All’attesa della morte s’univa poi la paura d’una lunga agonia, di anni ed anni d’immobilità, e il terrore di essere assistito dalle cure di una serva. Ecco perchè aveva chiamato Lia.
*
In quei luminosi e quasi melanconici pomeriggi egli la condusse a visitare Roma, senza dimenticare un monumento, un angolo storico, uno dei punti indicati dalla Guida, come se Lia dovesse ripartire e non riveder più la Città. Un giorno presero anche la serva e andarono in carrozza fino alla Via Appia antica, al di là della tomba di Cecilia Metella. Mentre lo zio Asquer indicava col pomo del suo bastone i punti più celebri del paesaggio, e Costantina si morsicava le grosse labbra per non ridere, tanta era la sua gioia, Lia guardava affascinata i prati d’oro, interamente coperti di ranuncoli, e al di là le linee verdi della campagna seguite dai profili azzurri dei monti: tutto era armonia di luce; gli alberi scintillavano su sfondi di perla e le tombe e alcune rovine le ricordavano i
«nuraghes» della sua terra lontana.
Quando smontarono, Costantina, ripresa dai suoi istinti di paesana, si slanciò nel prato a cogliere erbe mangerecce; e zio e nipote sedettero come pellegrini stanchi sul ciglio d’un tumulo incoronato di cipressi.

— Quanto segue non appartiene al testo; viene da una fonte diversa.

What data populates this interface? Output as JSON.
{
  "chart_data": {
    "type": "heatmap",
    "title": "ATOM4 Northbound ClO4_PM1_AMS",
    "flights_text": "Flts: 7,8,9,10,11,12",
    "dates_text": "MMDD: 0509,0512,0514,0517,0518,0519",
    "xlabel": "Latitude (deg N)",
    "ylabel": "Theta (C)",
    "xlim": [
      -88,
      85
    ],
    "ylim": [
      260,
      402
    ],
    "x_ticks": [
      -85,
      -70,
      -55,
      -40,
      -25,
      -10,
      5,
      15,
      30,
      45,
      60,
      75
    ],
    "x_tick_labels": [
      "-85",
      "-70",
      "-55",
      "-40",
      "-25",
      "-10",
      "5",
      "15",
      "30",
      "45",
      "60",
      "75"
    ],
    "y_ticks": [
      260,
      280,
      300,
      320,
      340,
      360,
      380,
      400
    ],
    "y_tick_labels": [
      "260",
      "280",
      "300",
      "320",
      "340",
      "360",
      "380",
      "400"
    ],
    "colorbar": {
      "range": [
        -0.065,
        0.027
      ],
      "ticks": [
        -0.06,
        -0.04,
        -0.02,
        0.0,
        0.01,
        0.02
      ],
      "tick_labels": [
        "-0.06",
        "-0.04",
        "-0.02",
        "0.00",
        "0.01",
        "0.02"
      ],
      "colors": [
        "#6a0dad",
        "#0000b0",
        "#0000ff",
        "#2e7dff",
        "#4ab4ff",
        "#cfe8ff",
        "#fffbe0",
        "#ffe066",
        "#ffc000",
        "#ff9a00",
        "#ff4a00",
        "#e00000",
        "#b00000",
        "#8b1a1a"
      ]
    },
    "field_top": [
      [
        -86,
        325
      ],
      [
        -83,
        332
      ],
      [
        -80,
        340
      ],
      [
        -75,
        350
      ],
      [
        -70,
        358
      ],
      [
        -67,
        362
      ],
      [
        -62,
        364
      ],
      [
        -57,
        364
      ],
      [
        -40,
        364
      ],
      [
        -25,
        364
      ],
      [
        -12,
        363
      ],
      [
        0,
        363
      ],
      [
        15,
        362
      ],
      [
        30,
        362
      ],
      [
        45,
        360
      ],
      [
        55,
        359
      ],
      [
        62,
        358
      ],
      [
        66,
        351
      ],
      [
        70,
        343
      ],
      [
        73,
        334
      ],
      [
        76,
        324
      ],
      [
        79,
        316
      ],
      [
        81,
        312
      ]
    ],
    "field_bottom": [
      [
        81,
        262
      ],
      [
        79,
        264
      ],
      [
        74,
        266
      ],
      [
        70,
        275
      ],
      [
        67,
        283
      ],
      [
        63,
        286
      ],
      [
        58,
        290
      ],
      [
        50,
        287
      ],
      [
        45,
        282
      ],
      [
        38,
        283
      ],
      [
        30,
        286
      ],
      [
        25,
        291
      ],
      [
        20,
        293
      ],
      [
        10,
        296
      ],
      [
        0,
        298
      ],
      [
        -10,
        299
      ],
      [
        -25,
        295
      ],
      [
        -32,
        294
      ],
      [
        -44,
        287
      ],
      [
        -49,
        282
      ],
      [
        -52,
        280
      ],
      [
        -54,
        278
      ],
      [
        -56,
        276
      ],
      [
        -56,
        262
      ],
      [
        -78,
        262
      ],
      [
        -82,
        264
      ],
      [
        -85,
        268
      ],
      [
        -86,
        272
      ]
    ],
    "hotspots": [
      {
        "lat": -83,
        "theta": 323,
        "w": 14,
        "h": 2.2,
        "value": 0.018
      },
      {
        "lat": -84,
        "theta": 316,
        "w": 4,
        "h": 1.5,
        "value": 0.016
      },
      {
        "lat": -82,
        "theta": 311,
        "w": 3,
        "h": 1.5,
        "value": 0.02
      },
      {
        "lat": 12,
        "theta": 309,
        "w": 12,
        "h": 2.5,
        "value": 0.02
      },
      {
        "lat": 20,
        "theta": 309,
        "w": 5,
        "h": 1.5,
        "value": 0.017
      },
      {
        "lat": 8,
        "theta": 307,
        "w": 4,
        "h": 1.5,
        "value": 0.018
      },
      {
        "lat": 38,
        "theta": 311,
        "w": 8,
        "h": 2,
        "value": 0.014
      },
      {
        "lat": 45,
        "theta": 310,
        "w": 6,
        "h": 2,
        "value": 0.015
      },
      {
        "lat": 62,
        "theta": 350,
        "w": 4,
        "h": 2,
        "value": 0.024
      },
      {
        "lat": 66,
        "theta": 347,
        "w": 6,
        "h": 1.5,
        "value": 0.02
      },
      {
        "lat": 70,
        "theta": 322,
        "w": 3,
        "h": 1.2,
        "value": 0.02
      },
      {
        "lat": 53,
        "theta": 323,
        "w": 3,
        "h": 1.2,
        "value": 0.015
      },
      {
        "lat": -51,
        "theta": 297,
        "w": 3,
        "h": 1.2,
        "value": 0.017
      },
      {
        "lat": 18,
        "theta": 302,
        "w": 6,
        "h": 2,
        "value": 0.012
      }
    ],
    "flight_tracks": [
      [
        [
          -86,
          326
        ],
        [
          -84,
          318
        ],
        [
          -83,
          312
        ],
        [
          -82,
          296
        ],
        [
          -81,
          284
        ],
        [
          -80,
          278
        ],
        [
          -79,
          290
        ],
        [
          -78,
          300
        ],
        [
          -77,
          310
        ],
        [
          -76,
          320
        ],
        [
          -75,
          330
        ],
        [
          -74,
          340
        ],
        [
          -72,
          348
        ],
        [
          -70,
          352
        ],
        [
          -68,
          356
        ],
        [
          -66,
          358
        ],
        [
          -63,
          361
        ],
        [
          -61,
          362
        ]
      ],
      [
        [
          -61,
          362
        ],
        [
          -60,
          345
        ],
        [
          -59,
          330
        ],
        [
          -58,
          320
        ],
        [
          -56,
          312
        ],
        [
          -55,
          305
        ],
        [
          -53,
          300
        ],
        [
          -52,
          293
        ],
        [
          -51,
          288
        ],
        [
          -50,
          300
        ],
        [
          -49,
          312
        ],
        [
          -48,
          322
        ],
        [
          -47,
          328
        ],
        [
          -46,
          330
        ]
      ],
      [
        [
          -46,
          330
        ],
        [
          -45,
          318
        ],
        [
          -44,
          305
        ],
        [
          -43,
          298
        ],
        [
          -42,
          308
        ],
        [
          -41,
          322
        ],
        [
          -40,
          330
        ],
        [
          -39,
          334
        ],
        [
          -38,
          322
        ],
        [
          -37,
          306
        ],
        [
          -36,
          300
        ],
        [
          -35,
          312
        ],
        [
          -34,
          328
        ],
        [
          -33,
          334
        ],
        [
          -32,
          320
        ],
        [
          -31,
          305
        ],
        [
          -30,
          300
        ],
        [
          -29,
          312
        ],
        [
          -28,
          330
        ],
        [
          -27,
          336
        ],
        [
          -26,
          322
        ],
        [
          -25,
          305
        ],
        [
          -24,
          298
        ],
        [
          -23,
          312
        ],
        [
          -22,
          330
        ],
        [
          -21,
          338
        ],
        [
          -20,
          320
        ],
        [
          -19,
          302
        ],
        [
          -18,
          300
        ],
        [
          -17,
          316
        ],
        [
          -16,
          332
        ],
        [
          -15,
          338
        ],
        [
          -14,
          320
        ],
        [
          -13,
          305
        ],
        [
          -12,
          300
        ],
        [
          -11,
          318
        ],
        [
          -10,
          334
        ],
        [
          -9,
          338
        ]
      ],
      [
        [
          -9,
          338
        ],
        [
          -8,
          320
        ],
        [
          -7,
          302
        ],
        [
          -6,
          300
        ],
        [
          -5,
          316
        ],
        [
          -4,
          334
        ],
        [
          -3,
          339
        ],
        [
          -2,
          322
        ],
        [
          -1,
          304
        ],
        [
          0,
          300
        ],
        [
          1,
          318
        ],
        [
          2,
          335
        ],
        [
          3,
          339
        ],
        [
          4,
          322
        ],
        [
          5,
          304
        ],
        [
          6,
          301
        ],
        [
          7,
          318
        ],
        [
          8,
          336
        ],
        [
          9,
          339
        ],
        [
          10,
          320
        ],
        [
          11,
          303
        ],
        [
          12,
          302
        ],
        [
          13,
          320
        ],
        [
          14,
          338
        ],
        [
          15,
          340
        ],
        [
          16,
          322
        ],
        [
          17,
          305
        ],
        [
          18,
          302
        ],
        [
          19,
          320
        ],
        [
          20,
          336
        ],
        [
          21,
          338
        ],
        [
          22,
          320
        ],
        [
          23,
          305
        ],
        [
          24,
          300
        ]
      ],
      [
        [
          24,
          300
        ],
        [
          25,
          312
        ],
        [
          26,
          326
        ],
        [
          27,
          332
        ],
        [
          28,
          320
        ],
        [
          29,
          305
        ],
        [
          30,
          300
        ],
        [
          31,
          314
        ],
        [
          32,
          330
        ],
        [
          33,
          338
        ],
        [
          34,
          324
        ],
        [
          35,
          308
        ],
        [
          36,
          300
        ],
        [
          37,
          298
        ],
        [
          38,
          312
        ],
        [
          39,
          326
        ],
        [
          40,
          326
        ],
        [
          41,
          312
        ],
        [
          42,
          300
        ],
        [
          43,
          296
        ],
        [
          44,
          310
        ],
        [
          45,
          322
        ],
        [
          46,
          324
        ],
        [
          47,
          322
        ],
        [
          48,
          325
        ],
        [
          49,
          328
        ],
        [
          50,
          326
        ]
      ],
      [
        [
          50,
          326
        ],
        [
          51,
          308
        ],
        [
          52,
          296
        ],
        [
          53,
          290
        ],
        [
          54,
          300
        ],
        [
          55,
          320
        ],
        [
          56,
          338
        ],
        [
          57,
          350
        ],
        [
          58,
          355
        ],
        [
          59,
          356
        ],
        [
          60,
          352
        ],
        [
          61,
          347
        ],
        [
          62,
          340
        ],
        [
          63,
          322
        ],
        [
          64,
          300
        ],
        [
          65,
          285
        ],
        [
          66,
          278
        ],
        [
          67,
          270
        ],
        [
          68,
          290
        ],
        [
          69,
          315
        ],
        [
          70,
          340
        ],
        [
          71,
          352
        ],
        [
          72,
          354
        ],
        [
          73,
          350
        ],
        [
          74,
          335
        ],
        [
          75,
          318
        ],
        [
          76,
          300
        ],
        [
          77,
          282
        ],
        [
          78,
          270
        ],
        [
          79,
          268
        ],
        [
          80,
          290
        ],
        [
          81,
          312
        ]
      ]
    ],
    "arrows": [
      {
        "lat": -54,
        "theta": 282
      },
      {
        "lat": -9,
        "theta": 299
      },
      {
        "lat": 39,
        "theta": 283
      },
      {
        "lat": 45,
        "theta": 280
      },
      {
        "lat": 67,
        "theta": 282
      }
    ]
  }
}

Il vecchio taceva, col pomo del bastone sulla guancia, il viso triste ed immobile, gli occhi perduti nella lontananza. Le allodole si richiamavano fra le rovine, i cinque cipressi del tumulo si slanciavano come raggi neri sul cielo d’ametista, e una delle loro ombre copriva Lia e si stendeva ai suoi piedi fino al prato d’oro. «A che pensa lo zio Asquer?» ella si domandava, e lo sentiva lontano da lei, più freddo, più scuro di quell’ombra. Il senso si solitudine e di abbandono che ella credeva di aver lasciato sotto il palmizio della landa la raggiunse sotto il cipresso della Via Appia. Le sembrò di essere in un cimitero; e trasalì quando lo zio Asquer le parlò.
- Muoviti, Lia; va anche tu nel prato!
- Si sta bene qui, zio!
Egli si volse lentamente verso di lei e col pomo del bastone cominciò a battersi lievemente la mano morta scintillante d’anelli.
- Lia, mi sembra che ti annoj!
- Che dite, zio! - ella esclamò arrossendo. Tacque, poi rise. - Perchè, zio?
- Almeno ne hai l’aria! Stavi meglio l-a-g-g-i-ù?
Egli indicò un punto lontano, verso l’ovest; Lia ricordò la tristezza dei lunghi pomeriggi primaverili di l-a-g-g-i-ù e si scosse tutta, come un uccellino appena svegliato.
- No, no, no, no, zio! Si sta così male, laggiù! Non c’è da far paragoni, zio!
Egli rise, piano, piano, con quel suo riso che pareva un lieve raschiamento di gola, e parve parlare al suo bastone.
- Certo, non è una gran città quella!… E dunque, Lia, parla sincero; ti piace stare a Roma?
Sì!
- Dimmi la verità, non senti la nostalgia? Ti dispiacerebbe ritornare in Sardegna?
- Perchè dovrei tornarci? Non siete contento di me, zio?
Ella attese con ansia la risposta che tardava.